In the case of the palladium-gallium compound, every palladium atom in the
crystal structure is surrounded exclusively by catalytically inactive gallium
atoms. This means that the individual catalytic sites are kept strictly
separate from each other.
The
success of the basic idea encouraged the scientists to take the next step and
search for a material that would exhibit catalytic properties like those of the
palladium-gallium compound, but without the palladium. It was the crystal
structure of the Al13Fe4 compound that caught their
attention, as its aluminum atoms keep the iron atoms apart in exactly the same
way that the gallium atoms separate the palladium atoms in the
palladium-gallium catalyst.
However,
this alone would not be enough to ensure a workable catalyst for acetylene
conversion; the candidate compound would only be suitable if it converted
acetylene molecules in the same way as the palladium catalyst.
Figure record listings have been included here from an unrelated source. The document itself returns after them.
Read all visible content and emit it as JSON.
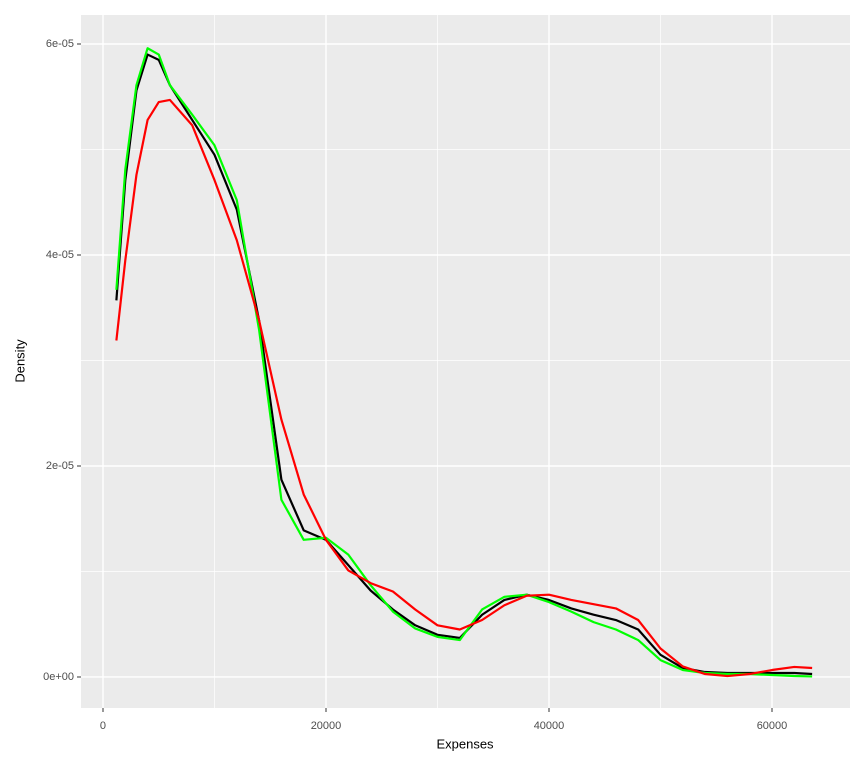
{
  "chart_data": {
    "type": "line",
    "x_label": "Expenses",
    "y_label": "Density",
    "x": [
      1200,
      2000,
      3000,
      4000,
      5000,
      6000,
      8000,
      10000,
      12000,
      14000,
      16000,
      18000,
      20000,
      22000,
      24000,
      26000,
      28000,
      30000,
      32000,
      34000,
      36000,
      38000,
      40000,
      42000,
      44000,
      46000,
      48000,
      50000,
      52000,
      54000,
      56000,
      58000,
      60000,
      62000,
      63600
    ],
    "series": [
      {
        "color": "#000000",
        "values": [
          3.57e-05,
          4.71e-05,
          5.56e-05,
          5.9e-05,
          5.85e-05,
          5.61e-05,
          5.28e-05,
          4.95e-05,
          4.43e-05,
          3.38e-05,
          1.87e-05,
          1.39e-05,
          1.3e-05,
          1.06e-05,
          8.2e-06,
          6.4e-06,
          4.9e-06,
          4e-06,
          3.7e-06,
          5.9e-06,
          7.3e-06,
          7.8e-06,
          7.3e-06,
          6.5e-06,
          5.9e-06,
          5.4e-06,
          4.5e-06,
          2.1e-06,
          8.5e-07,
          4.7e-07,
          3.8e-07,
          3.8e-07,
          3.8e-07,
          3.8e-07,
          2.8e-07
        ]
      },
      {
        "color": "#00ff00",
        "values": [
          3.67e-05,
          4.81e-05,
          5.61e-05,
          5.96e-05,
          5.9e-05,
          5.61e-05,
          5.33e-05,
          5.04e-05,
          4.52e-05,
          3.29e-05,
          1.68e-05,
          1.3e-05,
          1.32e-05,
          1.16e-05,
          8.7e-06,
          6.2e-06,
          4.6e-06,
          3.8e-06,
          3.5e-06,
          6.4e-06,
          7.6e-06,
          7.8e-06,
          7.1e-06,
          6.2e-06,
          5.2e-06,
          4.5e-06,
          3.5e-06,
          1.6e-06,
          6.6e-07,
          3.8e-07,
          2.8e-07,
          2.8e-07,
          1.9e-07,
          9e-08,
          5e-08
        ]
      },
      {
        "color": "#ff0000",
        "values": [
          3.19e-05,
          3.95e-05,
          4.76e-05,
          5.28e-05,
          5.45e-05,
          5.47e-05,
          5.23e-05,
          4.71e-05,
          4.14e-05,
          3.38e-05,
          2.44e-05,
          1.73e-05,
          1.3e-05,
          1.01e-05,
          8.9e-06,
          8.1e-06,
          6.4e-06,
          4.9e-06,
          4.5e-06,
          5.4e-06,
          6.8e-06,
          7.7e-06,
          7.8e-06,
          7.3e-06,
          6.9e-06,
          6.5e-06,
          5.4e-06,
          2.7e-06,
          1e-06,
          2.8e-07,
          9e-08,
          2.8e-07,
          6.6e-07,
          9.5e-07,
          8.5e-07
        ]
      }
    ],
    "xlim": [
      -1973,
      66996
    ],
    "xticks": [
      0,
      20000,
      40000,
      60000
    ],
    "x_minor_ticks": [
      10000,
      30000,
      50000
    ],
    "ylim": [
      -2.94e-06,
      6.275e-05
    ],
    "yticks": [
      {
        "value": 0,
        "label": "0e+00"
      },
      {
        "value": 2e-05,
        "label": "2e-05"
      },
      {
        "value": 4e-05,
        "label": "4e-05"
      },
      {
        "value": 6e-05,
        "label": "6e-05"
      }
    ],
    "y_minor_ticks": [
      1e-05,
      3e-05,
      5e-05
    ],
    "grid": true
  }
}
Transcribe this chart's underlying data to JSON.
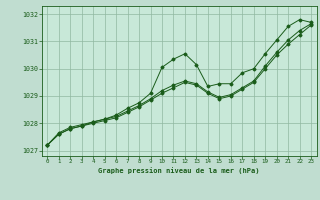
{
  "background_color": "#c0ddd0",
  "plot_bg_color": "#c8e8d8",
  "grid_color": "#90b8a0",
  "line_color": "#1a5c1a",
  "title": "Graphe pression niveau de la mer (hPa)",
  "xlim": [
    -0.5,
    23.5
  ],
  "ylim": [
    1026.8,
    1032.3
  ],
  "xtick_labels": [
    "0",
    "1",
    "2",
    "3",
    "4",
    "5",
    "6",
    "7",
    "8",
    "9",
    "10",
    "11",
    "12",
    "13",
    "14",
    "15",
    "16",
    "17",
    "18",
    "19",
    "20",
    "21",
    "22",
    "23"
  ],
  "yticks": [
    1027,
    1028,
    1029,
    1030,
    1031,
    1032
  ],
  "series1": [
    1027.2,
    1027.6,
    1027.8,
    1027.9,
    1028.05,
    1028.15,
    1028.3,
    1028.55,
    1028.75,
    1029.1,
    1030.05,
    1030.35,
    1030.55,
    1030.15,
    1029.35,
    1029.45,
    1029.45,
    1029.85,
    1030.0,
    1030.55,
    1031.05,
    1031.55,
    1031.8,
    1031.7
  ],
  "series2": [
    1027.2,
    1027.65,
    1027.85,
    1027.95,
    1028.05,
    1028.15,
    1028.25,
    1028.45,
    1028.65,
    1028.9,
    1029.2,
    1029.4,
    1029.55,
    1029.45,
    1029.15,
    1028.95,
    1029.05,
    1029.3,
    1029.55,
    1030.1,
    1030.6,
    1031.05,
    1031.4,
    1031.65
  ],
  "series3": [
    1027.2,
    1027.6,
    1027.8,
    1027.9,
    1028.0,
    1028.1,
    1028.2,
    1028.4,
    1028.6,
    1028.85,
    1029.1,
    1029.3,
    1029.5,
    1029.4,
    1029.1,
    1028.9,
    1029.0,
    1029.25,
    1029.5,
    1030.0,
    1030.5,
    1030.9,
    1031.25,
    1031.6
  ]
}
This question in
turn depends largely on the distribution of electrons in the material, their
energy and how they influence the binding of acetylene molecules. The aluminum-iron
and palladium-gallium compounds are similar to one another in these aspects,
and the iron-aluminum compound actually does deliver precisely two hydrogen
atoms to the acetylene molecules just as reliably as the palladium-gallium
catalyst.
Before
the new catalyst can be used to reduce the costs of polyethylene production, it
must prove itself in industrial scale applications. If it passes that test, it
could prove its value as a selective hydrogen catalyst in the production of
other synthetic materials.
Meanwhile,
the Dresden- and Berlin-based chemists want to systematically search for
catalysts for other reactions. One important finding of their work is that the
knowledge-based approach can spell success in catalysis research, and perhaps
one day mean that the chemical industry can manage without any precious metals
in its reactors. Many everyday products could then be cheaper—and that would be
good news for more than just chemists.